Did God give us a snow day?

It’s a snow day, and every child is rejoicing.  Though the parents’ cars are grounded and even the State has shut down its offices, the children are traipsing around outdoors.  They know instinctively that this day is for them.   It’s as if the snow has colluded with some mischievous plan of theirs, and they brave the elements to thank it for its offering.

I’ve never met a child who didn’t love a snow day.

I like to tell children that snow days are not actually their principal’s idea.  They are God’s idea.


“He says to the snow,
    ‘Fall on the earth.’
And he says to the rain,
    ‘Pour down on the earth.’
God does this to
stop everyone’s work.”  

Job 37:6-7

“See,” I say to the children, “God wants you to stop working so hard. Sometimes he just doesn’t want you to go to school.  That’s why he gives you snow days.”  This is always met with a kind of suspicion from the children, like God is the great principal in the sky.  And that makes me a little sad, because it tells me that too often we equate heavy expectations and scheduled demands with a kind of godliness.  Even children have picked up on it.

We haven’t taught our children the value of just being…the value of rest.


But peruse Facebook for a few minutes on a snow day, and you’ll capture the childish delight of parents stuck at home with their children.  You’ll see pictures of snowmen, snow angels, snow forts and ice cream – made by children and their stuck-at-home parents.  I assure you none of this was planned. These were parents and their children enjoying a sanctioned moment of rest together.  A Sabbath of snow.

If we take this much delight in a surprise day of rest, with a nice dose of novelty, then it should be a clue to us how we might better arrange our lives. Our Creator built rest into our lives with our sleep cycles and circadian rhythms. He gave us the quiet of night and the closing of seasons. He means for us to thrive in this world, and he told us that we’d need rest.

Can you meaningfully schedule a rest, a sabbath of sorts?  For me, it’s screen-free times or the rhythm of the family coming together for something in late evening. It’s dinner at the table. It’s a drive without the speakers owning the airspace. It’s walking as a family to town for an ice cream.  If we did not schedule these little islands of rest, or build them into our routines, we would really never say much to one another.

And God wouldn’t say much to us either.

God calls to the snow to fall much as he called the light to exist. He calls it to shelter the grounded plants from the biting cold and he calls it to protect us from a hurried life. Show your children how to slow down and enjoy the rest God gives them.

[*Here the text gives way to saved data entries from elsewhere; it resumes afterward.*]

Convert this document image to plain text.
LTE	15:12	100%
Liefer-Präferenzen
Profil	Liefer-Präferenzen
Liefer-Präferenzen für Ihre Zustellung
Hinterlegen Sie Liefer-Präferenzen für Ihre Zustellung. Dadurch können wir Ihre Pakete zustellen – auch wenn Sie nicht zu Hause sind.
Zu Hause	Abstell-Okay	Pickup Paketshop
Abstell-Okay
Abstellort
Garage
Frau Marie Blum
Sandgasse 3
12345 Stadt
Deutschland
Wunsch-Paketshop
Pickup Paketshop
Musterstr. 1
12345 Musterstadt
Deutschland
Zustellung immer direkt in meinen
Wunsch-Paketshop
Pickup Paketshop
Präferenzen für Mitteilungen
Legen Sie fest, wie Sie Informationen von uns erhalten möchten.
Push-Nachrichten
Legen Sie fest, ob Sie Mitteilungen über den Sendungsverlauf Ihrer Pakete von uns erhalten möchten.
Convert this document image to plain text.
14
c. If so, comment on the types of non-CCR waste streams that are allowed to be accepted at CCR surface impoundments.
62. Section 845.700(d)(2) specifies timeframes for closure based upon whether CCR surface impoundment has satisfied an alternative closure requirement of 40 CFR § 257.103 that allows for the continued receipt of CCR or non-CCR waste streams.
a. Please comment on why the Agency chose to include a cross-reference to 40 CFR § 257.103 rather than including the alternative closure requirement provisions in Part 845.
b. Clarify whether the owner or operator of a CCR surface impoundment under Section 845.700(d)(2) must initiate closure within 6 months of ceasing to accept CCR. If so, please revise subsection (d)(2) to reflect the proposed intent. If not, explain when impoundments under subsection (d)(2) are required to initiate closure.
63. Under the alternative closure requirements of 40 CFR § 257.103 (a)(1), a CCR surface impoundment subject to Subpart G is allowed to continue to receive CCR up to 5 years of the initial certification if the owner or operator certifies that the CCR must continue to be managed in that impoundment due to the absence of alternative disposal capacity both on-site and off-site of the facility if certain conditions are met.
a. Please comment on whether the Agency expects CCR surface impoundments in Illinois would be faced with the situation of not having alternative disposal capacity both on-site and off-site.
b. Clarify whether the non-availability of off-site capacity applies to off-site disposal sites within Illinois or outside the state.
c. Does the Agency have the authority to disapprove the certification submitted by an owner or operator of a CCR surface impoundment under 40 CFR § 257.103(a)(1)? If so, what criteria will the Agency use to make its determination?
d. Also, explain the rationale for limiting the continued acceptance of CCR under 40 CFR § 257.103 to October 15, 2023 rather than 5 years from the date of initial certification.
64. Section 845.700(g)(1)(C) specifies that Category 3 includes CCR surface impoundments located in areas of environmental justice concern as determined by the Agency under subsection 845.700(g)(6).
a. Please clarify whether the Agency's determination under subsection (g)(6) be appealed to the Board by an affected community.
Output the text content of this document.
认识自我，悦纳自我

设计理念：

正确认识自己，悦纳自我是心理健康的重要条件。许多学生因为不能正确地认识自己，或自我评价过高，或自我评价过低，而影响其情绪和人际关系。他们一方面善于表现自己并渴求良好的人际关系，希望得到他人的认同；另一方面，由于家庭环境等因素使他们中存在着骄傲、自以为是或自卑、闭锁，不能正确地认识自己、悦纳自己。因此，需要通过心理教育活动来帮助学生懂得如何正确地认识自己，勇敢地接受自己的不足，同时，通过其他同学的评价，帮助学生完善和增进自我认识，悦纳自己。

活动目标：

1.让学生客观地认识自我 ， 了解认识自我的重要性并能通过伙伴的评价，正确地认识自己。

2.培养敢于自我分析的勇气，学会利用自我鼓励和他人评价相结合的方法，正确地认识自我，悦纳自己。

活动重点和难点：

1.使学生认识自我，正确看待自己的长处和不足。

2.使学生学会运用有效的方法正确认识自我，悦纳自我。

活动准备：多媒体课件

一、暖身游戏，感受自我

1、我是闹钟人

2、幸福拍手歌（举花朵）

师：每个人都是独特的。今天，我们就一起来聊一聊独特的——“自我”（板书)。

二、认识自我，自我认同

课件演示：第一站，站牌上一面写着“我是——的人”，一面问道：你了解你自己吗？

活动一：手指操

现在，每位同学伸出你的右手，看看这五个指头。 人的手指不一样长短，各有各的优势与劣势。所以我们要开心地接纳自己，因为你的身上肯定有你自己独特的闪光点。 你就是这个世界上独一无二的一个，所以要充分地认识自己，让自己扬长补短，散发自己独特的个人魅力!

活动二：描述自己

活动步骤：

23 thoughts on “Did God give us a snow day?

  1. I love this.

    I remember meeting with a mentor/friend some uears ago for dinner and I was chatting about all the things that were troubling me at the time. She mentioned this “just being” theory to me and I was so confused at the time. It took a LOT to wrap my head around and while I still struggle with this very thing I am better than I use to be! This is a great reminder! Thank you!

  2. Love it. Just like power outs, we look forward to them as a family. I often think of cutting the power and forcing a time out together. Lol! I do think God forces us to stop. To reflect. To bond. To change and grow. To refocus. Reground. Love the clean wash of a good snow day. Thanks for posting. Love, from us at Backlund’s Backlands!

  3. I connected, loved and shared this beautiful post without glancing at the authors name (shame on me!) – I’m so glad that Rick mentioned you as the author- it is SO good to be reading your heart and mind again, sweet friend! Please keep the blessings coming!

  4. Terri! I had no idea you were a gifted writer. I had an idea you were gifted with kids! Wow. Hope you have success!

  5. I know I’m horrible at resting but, after reading this post I was able to put all my work aside and find a kid to sit around with and watch some TV before bed. Great writing!!

  6. This is a theme that us Americans can’t get enough of and you tell it so well! Love the Job quote too, it’s new to me.

    1. It’s a great passage. Though I do know there is some translation difficulty so that it may mean that he sends the snow so that all men may rest from their labor, or it may mean that so that all men may see the work of God. Either way, though, I believe he means for us to pause.

  7. Our favorite moments as a family have been created in the both the scheduled and unexpected days of rest. Coincedence? Nope. God-gifted.